Oakland County Child Killer: Murders, a pedophile ring up north, and unanswered questions 50 years later

Fifty years ago, the murders of children along the Woodward Corridor in Oakland County instilled grave fear in parents — and evidence suggests these brutal crimes had sinister connections that stretched across Michigan. 

While investigators worked the cases and identified potential suspects in Metro Detroit, links between some of the prime suspects and a boys' camp on an island in northern Michigan that was eerily similar to Epstein Island emerged.

However, a year after it was created, a massive task force established to investigate the crimes disbanded, and justice was never served, even with the links to a potential pedophile ring that stretched well beyond the county lines.

But thanks to new technology and a renewed push, the identity of the Oakland County Child Killer could be within reach.

Oakland County Child Killer terrorizes communities 

Timeline:

In February 1976, Mark Stebbins, 12, was kidnapped while walking home from an American Legion hall in Ferndale. Four days later, his body was found in a parking lot in Southfield.

Nearly a year later, in January 1977, a 12-year-old girl named Jill Robinson, was abducted from Royal Oak. She was found shot and killed along I-75 in Troy.

That same month, 10-year-old Kristine Mihelich was abducted from a 7-Eleven store in Berkley. She was held captive for 19 days before her body was discovered in Franklin.

In March 1977, the final victim, 11-year-old Timothy King, was kidnapped after buying candy from a store in Birmingham. King was found dead along a Livonia road.

The boys were sexually assaulted. The girls were not.

Local perspective:

The killings rocked multiple communities at a time when such crimes were a rarity. 

"We had a FBI agent flown in from, I forget where, and he gave us a whole lesson on pedophiles, what to look for, how they act, and there was no doubt what we were looking for," said retired Southfield Police Det. Lourn Doan, who was assigned to the case after Stebbins was found dead in his city.

While police learned what to look out for, parents started to keep their children indoors, fearing their kids could be the killer's next victim.

Nancy McCauley, a reporter for Channel 2 in the 1970s, covered the cases from the start, and witnessed firsthand the way the killings impacted communities and families.

"I do believe people really tightened up the freedom that their children had because they were afraid, and I saw that, too. We’d be out trying to do stories, and before you'd see a bunch of kids playing," she said. 

After the murders started, what she saw changed.

"Not without an adult. An older person was always there. I think everybody was terrified it would happen again, it could happen to them," McCauley said.

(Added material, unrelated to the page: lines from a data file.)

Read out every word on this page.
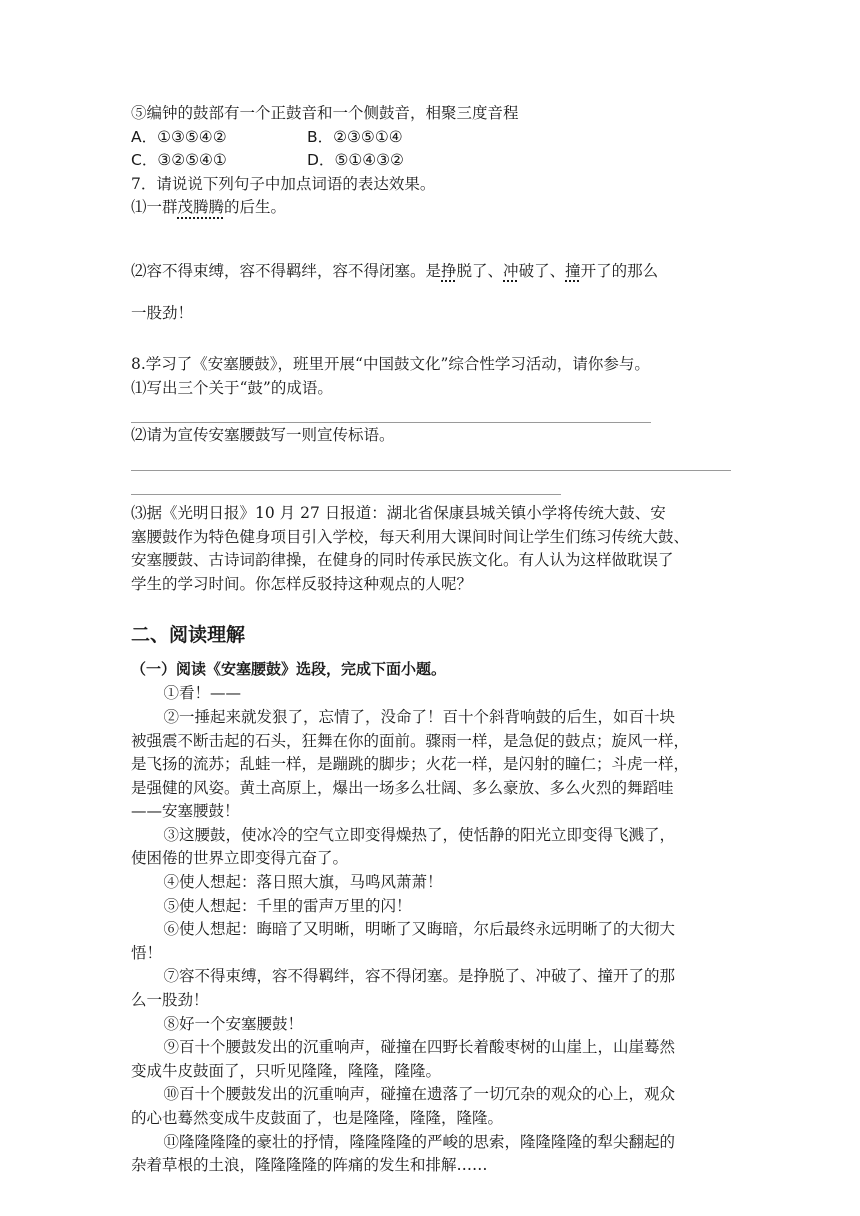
⑤编钟的鼓部有一个正鼓音和一个侧鼓音，相聚三度音程
A．①③⑤④②	B．②③⑤①④
C．③②⑤④①	D．⑤①④③②
7．请说说下列句子中加点词语的表达效果。
⑴一群茂腾腾的后生。
⑵容不得束缚，容不得羁绊，容不得闭塞。是挣脱了、冲破了、撞开了的那么
一股劲！
8.学习了《安塞腰鼓》，班里开展“中国鼓文化”综合性学习活动，请你参与。
⑴写出三个关于“鼓”的成语。
⑵请为宣传安塞腰鼓写一则宣传标语。
⑶据《光明日报》10 月 27 日报道：湖北省保康县城关镇小学将传统大鼓、安
塞腰鼓作为特色健身项目引入学校，每天利用大课间时间让学生们练习传统大鼓、
安塞腰鼓、古诗词韵律操，在健身的同时传承民族文化。有人认为这样做耽误了
学生的学习时间。你怎样反驳持这种观点的人呢？
二、阅读理解
（一）阅读《安塞腰鼓》选段，完成下面小题。
①看！——
②一捶起来就发狠了，忘情了，没命了！百十个斜背响鼓的后生，如百十块
被强震不断击起的石头，狂舞在你的面前。骤雨一样，是急促的鼓点；旋风一样，
是飞扬的流苏；乱蛙一样，是蹦跳的脚步；火花一样，是闪射的瞳仁；斗虎一样，
是强健的风姿。黄土高原上，爆出一场多么壮阔、多么豪放、多么火烈的舞蹈哇
——安塞腰鼓！
③这腰鼓，使冰冷的空气立即变得燥热了，使恬静的阳光立即变得飞溅了，
使困倦的世界立即变得亢奋了。
④使人想起：落日照大旗，马鸣风萧萧！
⑤使人想起：千里的雷声万里的闪！
⑥使人想起：晦暗了又明晰，明晰了又晦暗，尔后最终永远明晰了的大彻大
悟！
⑦容不得束缚，容不得羁绊，容不得闭塞。是挣脱了、冲破了、撞开了的那
么一股劲！
⑧好一个安塞腰鼓！
⑨百十个腰鼓发出的沉重响声，碰撞在四野长着酸枣树的山崖上，山崖蓦然
变成牛皮鼓面了，只听见隆隆，隆隆，隆隆。
⑩百十个腰鼓发出的沉重响声，碰撞在遗落了一切冗杂的观众的心上，观众
的心也蓦然变成牛皮鼓面了，也是隆隆，隆隆，隆隆。
⑪隆隆隆隆的豪壮的抒情，隆隆隆隆的严峻的思索，隆隆隆隆的犁尖翻起的
杂着草根的土浪，隆隆隆隆的阵痛的发生和排解……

Oakland County Child Killer suspects

Using the more than 16,000 tips submitted to the task force established to investigate the murders, investigators developed three suspects: Chris Busch, Ted Lamborgine, and Arch Sloan. Investigators believe these men had connections to an undercover pedophile ring that operated throughout the state, and involved trading child porn and assaulting children.

Chris Busch, Ted Lamborgine, and Arch Sloan

Decades later, those close to the case still consider Busch a top suspect in the Oakland County murders, but he died of a suspicious suicide before he could face any charges. He was charged with sex crimes against children, but he never spent any time behind bars.

The other suspects both received life sentences for crimes against children.

A northern Michigan island with a dark secret

Hundreds of miles from Oakland County sits North Fox Island. While not near the scene of the crimes, its connections to some of the men suspected in the murders continue to catch the attention of investigators.

This island off of Grand Traverse Bay was owned by Francis Sheldon, a wealthy businessman who ran a boys' camp on the island called Brother Paul's Nature Center. Investigators say this was actually a child porn operation. The link to Oakland County? Busch was a friend and customer of Sheldon, according to investigators. 

Chris Busch

Bill Johnson, who spent time on North Fox Island when he was eight, described the sex abuse he faced at the hands of men. 

"Other men were there taking pictures of us swimming, playing, everyone was naked," he said.

Of the men involved in the crimes on North Fox, only one, a former gym teacher in Port Huron named Gerald Richards, was ever charged.

A renewed investigation

Michigan State Police is now the leading agency on the case. Though MSP declined to allow any authorities to speak on camera about the Oakland County Child Killer, Oakland County Sheriff Mike Bouchard spoke about what his office is doing to help advance the investigation five decades later.

Last summer, Bouchard directed his special investigations unit to revisit the case files to see if there are any pieces of evidence or connections that may have been missed. This involves digitizing case files and using artifical intelligence to analyze them.

The process also involves running any evidence through mitochondrial DNA testing, a process that allows genecology to be used to develop potential suspects.

"If I could do anything before I’m done and I hang up my badge, I would like to give the family closure," Bouchard said.